If Congress can’t come to an agreement by the 22nd, legislators may be tempted to try to avoid a shutdown by passing another continuing resolution to keep the government open while negotiations continue. Oppenheimer said this has its risks—especially if they give themselves too much time. “The shorter a continuing resolution, the easier it is to keep people on board without having to add all kinds of extras,” he said. “The longer it goes, the more ‘gimmes’ get tacked on, and that makes it even harder to come to an agreement.”
There are pros and cons to buying more time, Oppenheimer said, noting that a looming deadline is sometimes the best way for individual legislators or caucuses to push pet projects or unpopular provisions through. “When you’ve got a bill you have to pass, people tend to try to hold things hostage,” he said.
Taking more time gives Republicans more time to build consensus among their own party, but it also means the risk of having to make an unpalatable last-minute deal with Democrats if their votes still come up short. “The more the Republicans concede to the Freedom Caucus’ demands, the less likely Democrats will sign on,” he said. “In that case, the price (of passage) may have to be to keep auxiliary issues out, such as funding for the border wall.”
However, Oppenheimer said, the Republicans also face the extra challenge of ensuring that the budget doesn’t undermine any promises they made to pass their tax bill. “For example, there are commitments to Senator Collins that senators need to include,” he said.
The government shuts down. Whose fault is it?
History suggests voters will place the blame on congressional Republicans, said Oppenheimer, as they did during the shutdowns under Clinton and Obama. This was true both when Congress failed to pass a budget on time, as it did under Obama, and when Congress was unable to override Clinton’s veto.
What’s more interesting this time around is that there’s a unified government—meaning the blame could potentially fall to Trump if he doesn’t like the deal congressional Republicans made. “If the budget doesn’t have funding for the border wall, will Trump veto it?
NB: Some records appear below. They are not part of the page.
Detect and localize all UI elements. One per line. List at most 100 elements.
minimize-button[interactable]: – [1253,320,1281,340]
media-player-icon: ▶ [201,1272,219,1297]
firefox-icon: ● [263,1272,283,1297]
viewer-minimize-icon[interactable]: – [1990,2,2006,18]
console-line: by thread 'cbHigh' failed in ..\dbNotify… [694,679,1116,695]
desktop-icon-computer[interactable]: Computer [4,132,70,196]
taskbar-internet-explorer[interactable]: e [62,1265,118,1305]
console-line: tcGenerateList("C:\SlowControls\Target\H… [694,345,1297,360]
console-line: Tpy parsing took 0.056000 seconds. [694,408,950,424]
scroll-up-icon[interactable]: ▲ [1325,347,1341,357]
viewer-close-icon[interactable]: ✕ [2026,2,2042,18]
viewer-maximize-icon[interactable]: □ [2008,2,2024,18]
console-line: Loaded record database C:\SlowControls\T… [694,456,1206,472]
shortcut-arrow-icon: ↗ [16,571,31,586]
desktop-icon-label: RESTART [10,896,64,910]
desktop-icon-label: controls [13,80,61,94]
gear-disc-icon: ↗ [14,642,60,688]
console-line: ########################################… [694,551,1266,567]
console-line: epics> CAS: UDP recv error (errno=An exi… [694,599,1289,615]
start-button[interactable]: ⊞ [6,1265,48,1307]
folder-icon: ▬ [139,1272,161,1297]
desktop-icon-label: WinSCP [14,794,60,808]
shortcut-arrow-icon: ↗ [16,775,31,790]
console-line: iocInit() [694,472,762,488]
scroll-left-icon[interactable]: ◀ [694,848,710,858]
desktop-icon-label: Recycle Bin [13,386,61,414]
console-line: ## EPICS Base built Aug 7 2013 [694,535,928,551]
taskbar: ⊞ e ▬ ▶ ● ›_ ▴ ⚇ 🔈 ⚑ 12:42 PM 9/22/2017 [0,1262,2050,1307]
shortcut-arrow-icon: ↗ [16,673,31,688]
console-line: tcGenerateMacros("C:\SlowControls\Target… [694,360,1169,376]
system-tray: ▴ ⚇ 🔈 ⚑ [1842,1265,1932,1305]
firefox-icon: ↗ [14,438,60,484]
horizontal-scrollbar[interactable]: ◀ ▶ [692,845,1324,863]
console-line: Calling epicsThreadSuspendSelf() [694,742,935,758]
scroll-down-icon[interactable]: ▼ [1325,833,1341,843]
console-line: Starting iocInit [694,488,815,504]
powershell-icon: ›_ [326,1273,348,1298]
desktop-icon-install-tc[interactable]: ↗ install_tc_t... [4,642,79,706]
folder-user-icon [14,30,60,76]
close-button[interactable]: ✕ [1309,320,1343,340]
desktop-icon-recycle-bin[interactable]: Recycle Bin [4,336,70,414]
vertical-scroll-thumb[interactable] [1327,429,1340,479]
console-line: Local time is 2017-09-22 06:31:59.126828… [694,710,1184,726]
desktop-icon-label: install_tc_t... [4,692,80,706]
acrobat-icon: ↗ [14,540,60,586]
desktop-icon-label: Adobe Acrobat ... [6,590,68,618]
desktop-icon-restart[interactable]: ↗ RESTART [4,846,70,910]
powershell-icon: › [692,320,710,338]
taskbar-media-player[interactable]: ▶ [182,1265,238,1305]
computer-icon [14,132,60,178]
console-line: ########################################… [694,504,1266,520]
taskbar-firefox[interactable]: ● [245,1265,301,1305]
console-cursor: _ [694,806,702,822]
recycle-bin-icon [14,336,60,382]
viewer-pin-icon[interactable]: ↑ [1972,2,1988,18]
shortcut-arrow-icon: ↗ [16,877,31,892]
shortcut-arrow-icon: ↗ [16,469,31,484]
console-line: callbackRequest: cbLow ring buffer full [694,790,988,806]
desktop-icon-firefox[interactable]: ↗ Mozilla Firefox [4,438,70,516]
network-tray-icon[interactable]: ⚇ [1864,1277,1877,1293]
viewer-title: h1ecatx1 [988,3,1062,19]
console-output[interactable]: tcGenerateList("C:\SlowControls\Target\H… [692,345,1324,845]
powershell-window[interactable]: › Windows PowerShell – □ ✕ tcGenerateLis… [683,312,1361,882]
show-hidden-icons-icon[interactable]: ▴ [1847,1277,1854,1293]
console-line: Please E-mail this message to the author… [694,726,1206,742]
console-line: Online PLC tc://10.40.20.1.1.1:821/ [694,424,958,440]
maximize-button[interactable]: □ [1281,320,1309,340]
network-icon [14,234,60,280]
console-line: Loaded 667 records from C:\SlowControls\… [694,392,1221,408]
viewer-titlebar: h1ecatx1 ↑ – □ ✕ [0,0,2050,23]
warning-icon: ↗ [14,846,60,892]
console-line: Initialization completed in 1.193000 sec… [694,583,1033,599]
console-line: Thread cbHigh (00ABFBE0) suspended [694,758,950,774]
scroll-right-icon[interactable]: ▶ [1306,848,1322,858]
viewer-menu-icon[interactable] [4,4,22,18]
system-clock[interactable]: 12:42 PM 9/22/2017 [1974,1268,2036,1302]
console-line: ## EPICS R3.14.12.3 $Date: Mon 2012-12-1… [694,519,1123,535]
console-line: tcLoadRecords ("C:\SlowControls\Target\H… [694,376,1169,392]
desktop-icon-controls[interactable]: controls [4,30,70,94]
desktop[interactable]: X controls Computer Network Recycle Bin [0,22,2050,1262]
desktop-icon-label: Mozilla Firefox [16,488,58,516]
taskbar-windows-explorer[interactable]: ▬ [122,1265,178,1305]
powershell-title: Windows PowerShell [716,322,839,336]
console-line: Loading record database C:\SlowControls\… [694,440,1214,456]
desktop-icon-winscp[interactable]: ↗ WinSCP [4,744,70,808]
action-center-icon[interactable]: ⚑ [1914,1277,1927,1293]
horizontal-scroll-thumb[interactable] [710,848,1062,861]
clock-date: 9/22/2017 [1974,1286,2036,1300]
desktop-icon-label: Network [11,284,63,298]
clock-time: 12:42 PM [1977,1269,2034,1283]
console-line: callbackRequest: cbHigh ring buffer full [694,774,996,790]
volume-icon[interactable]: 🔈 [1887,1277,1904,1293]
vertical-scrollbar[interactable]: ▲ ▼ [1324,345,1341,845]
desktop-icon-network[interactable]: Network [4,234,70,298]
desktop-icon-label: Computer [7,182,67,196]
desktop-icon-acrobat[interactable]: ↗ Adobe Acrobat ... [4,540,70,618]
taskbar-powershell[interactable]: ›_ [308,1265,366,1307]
And if he does, will he be blamed for it?”
Nobody wants to be a Grinch
However Congress ends up trying to pass the budget, legislators are likely to do their best to avoid a Christmas shutdown, Oppenheimer said. “One, it’s hard to get enough representatives to come back during the holidays to resolve it; and two, it’s such a slow media season that the shutdown will be the only story in Washington,” he said. “Besides, they don’t want to be blamed for ruining the holidays.”